Sejauh pengamatan saya, Islib merupakan baju baru dari neo-modernisme Islam. Jika neo-modernisme Islam di Indonesia dulu dipelopori –meninjam tesis Greg Barton– oleh Nurcholish Madjid; Abdurrahman Wahid; Djohan Effendi dan Ahmad Wahib, dengan lebih bertumpu pada kekuatan pembaharuan secara personal-individual, maka gerakan pembaharuan Islam yang dimotori Islib ini lebih bersifat jama’ah [kolektif]. Baju baru bernama Jaringan Islam Liberal ini, saya kira, lebih disebabkan karena faktor jiwa liberal-revolusioner anak-anak muda Islib yang lebih suka pada nomenklatur baru, bersamaan dengan kehadiran tesis Liberal Movement of Islamic Thought in Indonesia karya Greg Barton (1995); Liberal Islam; A Sourcebook editan Charles Kurzman (1998); dan karya Profesor Leonard Binder, Islamic Liberalism: A Critique of Development Ideologies, (Chicago & London: The University of Chicago Press, 1988).

Proyek pembaharuan keagamaan Islib ini, saya yakin, masih bertumpu pada al-muhaafadzatu ‘ala al-qadiim al-shalih wa al-akhdzu ‘ala al-jadid al-ashlah (memelihara sesuatu [tradisi, ”sunnah”] yang baik di masa lampau, dan menerima sesuatu yang lebih baik di masa sekarang).

Nah, jika kita konsisten pada lanskap dan garis sejarah dari gerakan pembaharuan Islam di dunia itu, di mana Islib tak lebih dari baju baru dari neo-modernisme Islam, maka soal metodologi Islib yang dipertanyakan Haidar menjadi terjawab dengan metode hermeneutika al-Qur’an seperti dapat dilacak pada hermeneutika al-Qur’an model Fazlur Rahman, Nurcholish Madjid, Farid Esack, dan sejumlah aktivis Islam Liberal lainnya.

Sejumlah karya besar Rahman, seperti Islam (1979), Major Themes of the Qur’an (1980), Islam and Modernity (1982), Islamic Methodology in History (1965) dan lainnya lebih dari jelas untuk dijadikan model metodologi dalam mengkaji Islam, dengan bertumpu pada hermeneutika al-Qur’an sebagai kerangka metodologi.

Hermeneutika al-Qur’an model Rahman menunjukkan respon dialektis antara situasi sejarah dengan tanggapan al-Qur’an.
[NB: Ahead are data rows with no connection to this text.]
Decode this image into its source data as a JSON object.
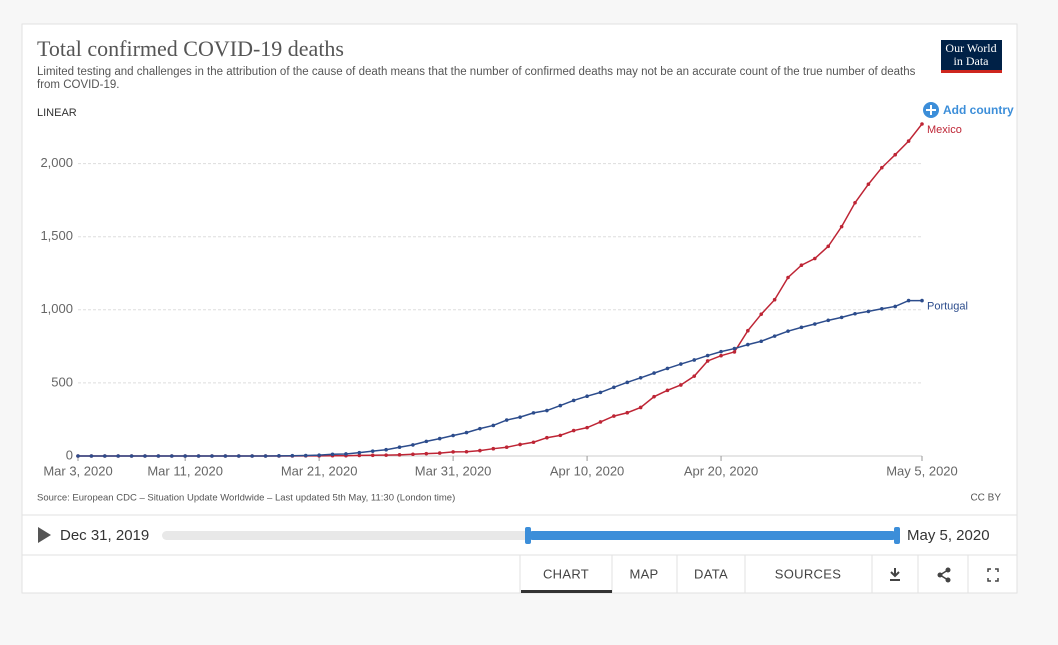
{
  "chart_data": {
    "type": "line",
    "title": "Total confirmed COVID-19 deaths",
    "subtitle": "Limited testing and challenges in the attribution of the cause of death means that the number of confirmed deaths may not be an accurate count of the true number of deaths from COVID-19.",
    "scale_label": "LINEAR",
    "source": "Source: European CDC – Situation Update Worldwide – Last updated 5th May, 11:30 (London time)",
    "license": "CC BY",
    "x": [
      "2020-03-03",
      "2020-03-04",
      "2020-03-05",
      "2020-03-06",
      "2020-03-07",
      "2020-03-08",
      "2020-03-09",
      "2020-03-10",
      "2020-03-11",
      "2020-03-12",
      "2020-03-13",
      "2020-03-14",
      "2020-03-15",
      "2020-03-16",
      "2020-03-17",
      "2020-03-18",
      "2020-03-19",
      "2020-03-20",
      "2020-03-21",
      "2020-03-22",
      "2020-03-23",
      "2020-03-24",
      "2020-03-25",
      "2020-03-26",
      "2020-03-27",
      "2020-03-28",
      "2020-03-29",
      "2020-03-30",
      "2020-03-31",
      "2020-04-01",
      "2020-04-02",
      "2020-04-03",
      "2020-04-04",
      "2020-04-05",
      "2020-04-06",
      "2020-04-07",
      "2020-04-08",
      "2020-04-09",
      "2020-04-10",
      "2020-04-11",
      "2020-04-12",
      "2020-04-13",
      "2020-04-14",
      "2020-04-15",
      "2020-04-16",
      "2020-04-17",
      "2020-04-18",
      "2020-04-19",
      "2020-04-20",
      "2020-04-21",
      "2020-04-22",
      "2020-04-23",
      "2020-04-24",
      "2020-04-25",
      "2020-04-26",
      "2020-04-27",
      "2020-04-28",
      "2020-04-29",
      "2020-04-30",
      "2020-05-01",
      "2020-05-02",
      "2020-05-03",
      "2020-05-04",
      "2020-05-05"
    ],
    "series": [
      {
        "name": "Mexico",
        "color": "#be2535",
        "values": [
          0,
          0,
          0,
          0,
          0,
          0,
          0,
          0,
          0,
          0,
          0,
          0,
          0,
          0,
          0,
          0,
          0,
          1,
          1,
          2,
          2,
          4,
          5,
          6,
          8,
          12,
          16,
          20,
          28,
          29,
          37,
          50,
          60,
          79,
          94,
          125,
          141,
          174,
          194,
          233,
          273,
          296,
          332,
          406,
          449,
          486,
          546,
          650,
          686,
          712,
          857,
          970,
          1069,
          1221,
          1305,
          1351,
          1434,
          1569,
          1732,
          1859,
          1972,
          2061,
          2154,
          2271
        ]
      },
      {
        "name": "Portugal",
        "color": "#2c4c8c",
        "values": [
          0,
          0,
          0,
          0,
          0,
          0,
          0,
          0,
          0,
          0,
          0,
          0,
          0,
          0,
          0,
          1,
          2,
          3,
          6,
          12,
          14,
          23,
          33,
          43,
          60,
          76,
          100,
          119,
          140,
          160,
          187,
          209,
          246,
          266,
          295,
          311,
          345,
          380,
          409,
          435,
          470,
          504,
          535,
          567,
          599,
          629,
          657,
          687,
          714,
          735,
          762,
          785,
          820,
          854,
          880,
          903,
          928,
          948,
          973,
          989,
          1007,
          1023,
          1063,
          1063
        ]
      }
    ],
    "xlim": [
      "2020-03-03",
      "2020-05-05"
    ],
    "xticks": [
      {
        "value": "2020-03-03",
        "label": "Mar 3, 2020"
      },
      {
        "value": "2020-03-11",
        "label": "Mar 11, 2020"
      },
      {
        "value": "2020-03-21",
        "label": "Mar 21, 2020"
      },
      {
        "value": "2020-03-31",
        "label": "Mar 31, 2020"
      },
      {
        "value": "2020-04-10",
        "label": "Apr 10, 2020"
      },
      {
        "value": "2020-04-20",
        "label": "Apr 20, 2020"
      },
      {
        "value": "2020-05-05",
        "label": "May 5, 2020"
      }
    ],
    "ylim": [
      0,
      2271
    ],
    "yticks": [
      0,
      500,
      {
        "value": 1000,
        "label": "1,000"
      },
      {
        "value": 1500,
        "label": "1,500"
      },
      {
        "value": 2000,
        "label": "2,000"
      }
    ],
    "grid": true
  },
  "ui": {
    "logo": [
      "Our World",
      "in Data"
    ],
    "add_country": "Add country",
    "timeline": {
      "start": "Dec 31, 2019",
      "end": "May 5, 2020"
    },
    "tabs": [
      "CHART",
      "MAP",
      "DATA",
      "SOURCES"
    ]
  }
}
Dalam jama’ah Islib, misalnya, dialektika situasi historis dengan respon al-Qur’an ini ditunjukkan pada gerak wahyu progresif, misalnya pada al-Tadarujj fi al-hukm. Berbeda dengan mereka yang menjadikan al-Qur’an sebagai senjata ampuh untuk ”menomorduakan” non-Muslim, Islib justru menjadikan al-Qur’an sebagai basis inter-faith solidarity [solidaritas antariman] dengan the others, yang berbeda iman, untuk hidup bersama-sama secara damai dalam keragaman iman yang justru memperkaya horison dan pengalaman spiritual.

Farid Esack malah lebih berani lagi dengan menggalang solidaritas antariman dengan kelompok lain, yang berbeda iman, untuk melawan kemapanan, baik religius maupun politik, status quo, kedzaliman, kediktatoran dan segala bentuk represi dan otoritarianisme. Hermeneutika al-Qur’an yang dipakai Esack, misalnya, justru dirujukkan pada teks al-Qur’an ”mustadl’afiin” (Q.S. al-Qashash/28:5) sebagai senjata ampuh untuk melawan rezim penindas apartheid di Afrika Selatan. Ini karena teks ”mustadl’afiin” benar-benar merepresentasikan semua penderitaan orang-orang yang tertindas di Afrika Selatan, apa pun latar belakangnya. Dalam bukunya, Qur’an, Liberation, and Pluralism: An Islamic Perspective of Interreligious Solidarity Against Oppression, (Oxford, 1997), Esack menafsirkan teks mustadl’afiin dalam konteks penindasan, dengan merujuk dua kalimat: Pertama, ”wahai mustadl’afiin negeri ini, sistem yang kita perangi ini, dan yang kita korbankan hidup, darah, dan milik kita ini adalah jahat dan busuk sampai ke akarnya”; Kedua, [Tugas kaum Muslim] adalah mempersatukan kekuatan progresif di kalangan mustadl’afiin… berperan serta demi kesatuan mustadl’afiin… meneriakkan dengan lantang pada para penindas: ”Jika kamu memerangi orang-orang yang tertindas atau menghalangi jalan orang-orang tertindas, kami diperintah Tuhan untuk membela diri menentang ketidakadilan dan penindasan.”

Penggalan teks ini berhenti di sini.